The role of EGFR and matrix metalloproteinases in malignant melanoma progression

Principal Investigator: Professor Gordana Zamolo

Department: Department of Pathology, Faculty of Medicine

Institution: University of Rijeka, Croatia


Key words: EGFR, metaloproteinases, melanoma of the skin

The most significant risk factor for melanoma development is exposure to UV radiation, and it was estimated that 65 % of melanoma occur as a direct result of UV radiation. Most common clinically significant mutation which is present in 40% of melanoma is V600E BRAF. It activates the MAPK / ERK signaling pathway, thus stimulating the survival and proliferation of melanoma cells. Epidermal growth factor receptor (EGFR) is often over- expressed protein in multiple tumors. It is also identified as a target molecule for molecular targeted therapy. Matrix metaloproteinases ( MMPs ) are zinc-dependent endopeptidases capable of degrading matrix proteins and processing of bioactive molecules that play an important role in cell proliferation, migration, angiogenesis and cell apoptosis.
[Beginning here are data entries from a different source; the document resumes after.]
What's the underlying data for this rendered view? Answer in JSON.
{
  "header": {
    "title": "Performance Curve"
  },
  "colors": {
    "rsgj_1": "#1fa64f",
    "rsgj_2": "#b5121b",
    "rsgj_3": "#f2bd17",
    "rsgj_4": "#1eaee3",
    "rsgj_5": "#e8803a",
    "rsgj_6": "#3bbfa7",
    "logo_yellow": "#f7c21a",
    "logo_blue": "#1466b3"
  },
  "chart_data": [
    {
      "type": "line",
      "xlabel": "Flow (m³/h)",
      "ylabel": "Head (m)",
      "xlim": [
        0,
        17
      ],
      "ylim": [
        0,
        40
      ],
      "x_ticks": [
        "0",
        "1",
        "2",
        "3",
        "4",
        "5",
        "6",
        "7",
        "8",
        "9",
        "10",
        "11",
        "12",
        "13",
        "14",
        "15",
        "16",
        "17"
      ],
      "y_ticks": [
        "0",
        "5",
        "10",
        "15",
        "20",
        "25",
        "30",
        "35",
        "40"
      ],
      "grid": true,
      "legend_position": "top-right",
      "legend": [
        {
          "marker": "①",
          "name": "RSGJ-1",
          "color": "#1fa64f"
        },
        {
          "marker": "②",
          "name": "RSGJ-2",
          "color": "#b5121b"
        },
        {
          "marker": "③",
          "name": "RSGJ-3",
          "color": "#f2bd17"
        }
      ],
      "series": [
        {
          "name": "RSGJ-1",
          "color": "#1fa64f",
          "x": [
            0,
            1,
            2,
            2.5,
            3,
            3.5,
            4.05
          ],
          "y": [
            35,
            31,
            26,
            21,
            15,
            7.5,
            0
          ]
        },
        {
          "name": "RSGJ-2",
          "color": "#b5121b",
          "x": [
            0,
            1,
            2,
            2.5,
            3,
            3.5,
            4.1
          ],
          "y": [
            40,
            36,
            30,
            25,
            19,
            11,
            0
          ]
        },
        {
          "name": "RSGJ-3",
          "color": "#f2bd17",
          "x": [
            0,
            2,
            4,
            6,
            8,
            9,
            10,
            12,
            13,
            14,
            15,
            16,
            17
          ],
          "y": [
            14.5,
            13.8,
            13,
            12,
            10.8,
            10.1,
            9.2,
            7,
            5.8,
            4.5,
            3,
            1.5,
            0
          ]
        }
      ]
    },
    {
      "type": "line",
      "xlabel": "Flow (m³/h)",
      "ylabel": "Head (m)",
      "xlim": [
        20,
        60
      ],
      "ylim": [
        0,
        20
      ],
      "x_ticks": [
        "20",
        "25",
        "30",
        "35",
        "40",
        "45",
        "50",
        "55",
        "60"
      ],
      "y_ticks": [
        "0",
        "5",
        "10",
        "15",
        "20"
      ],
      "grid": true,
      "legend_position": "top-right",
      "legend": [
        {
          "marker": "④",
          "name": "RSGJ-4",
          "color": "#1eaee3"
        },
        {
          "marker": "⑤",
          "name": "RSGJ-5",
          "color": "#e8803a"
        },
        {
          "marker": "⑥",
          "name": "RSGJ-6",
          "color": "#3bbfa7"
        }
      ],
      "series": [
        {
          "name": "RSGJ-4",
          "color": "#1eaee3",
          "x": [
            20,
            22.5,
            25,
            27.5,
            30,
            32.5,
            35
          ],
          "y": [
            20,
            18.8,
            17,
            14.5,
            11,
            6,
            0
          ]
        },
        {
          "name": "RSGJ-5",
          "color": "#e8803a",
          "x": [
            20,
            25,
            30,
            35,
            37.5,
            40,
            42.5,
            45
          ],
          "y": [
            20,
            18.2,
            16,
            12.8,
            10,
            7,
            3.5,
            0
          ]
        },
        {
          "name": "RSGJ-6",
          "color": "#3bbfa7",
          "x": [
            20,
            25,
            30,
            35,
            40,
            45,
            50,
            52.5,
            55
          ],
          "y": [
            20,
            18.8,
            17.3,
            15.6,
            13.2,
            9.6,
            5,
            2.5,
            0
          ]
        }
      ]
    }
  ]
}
Many tumors, including the melanoma of the skin, base on autocrine activation mechanism and are partly independent of exogenous growth factors . The study of Meierjohann et al. in 2010 has shown that MMP - 13 acts as a mediator of proliferation of melanocytes and melanoma cells . Research by Gong , et al. from 2008, in turn demonstrated that inhibition of MMP - 2 blocked the phosphorylation of EGFR , which contributes to metastatic spread of tumors , while research Kim MK , et al . from 2013 shows the association of UV damaged DNA and the transcriptional activation of MMP - 1 in human skin in vivo. The principle of matrix metalloproteinases expression in melanoma is still unexplored , however, FGF ( UB Hoffmann et al . 2005) or BRAFV600E ( Huntington JT et al . 2004) autocrine signaling pathways might be responsible for their expression in some cell lines of melanoma.
Our hypothesis is that BRAF V600E positive melanomas and melanomas exposed to UV light ( sun-exposed melanomas ) will demonstrate increased protein expression of matrix metalloproteinases and EGFR. Increased protein expression of these biomarkers can affect tumor progression and decreased survival of patients. This research will determine the justification of the use of matrix metalloproteinase inhibitors in the treatment of melanoma.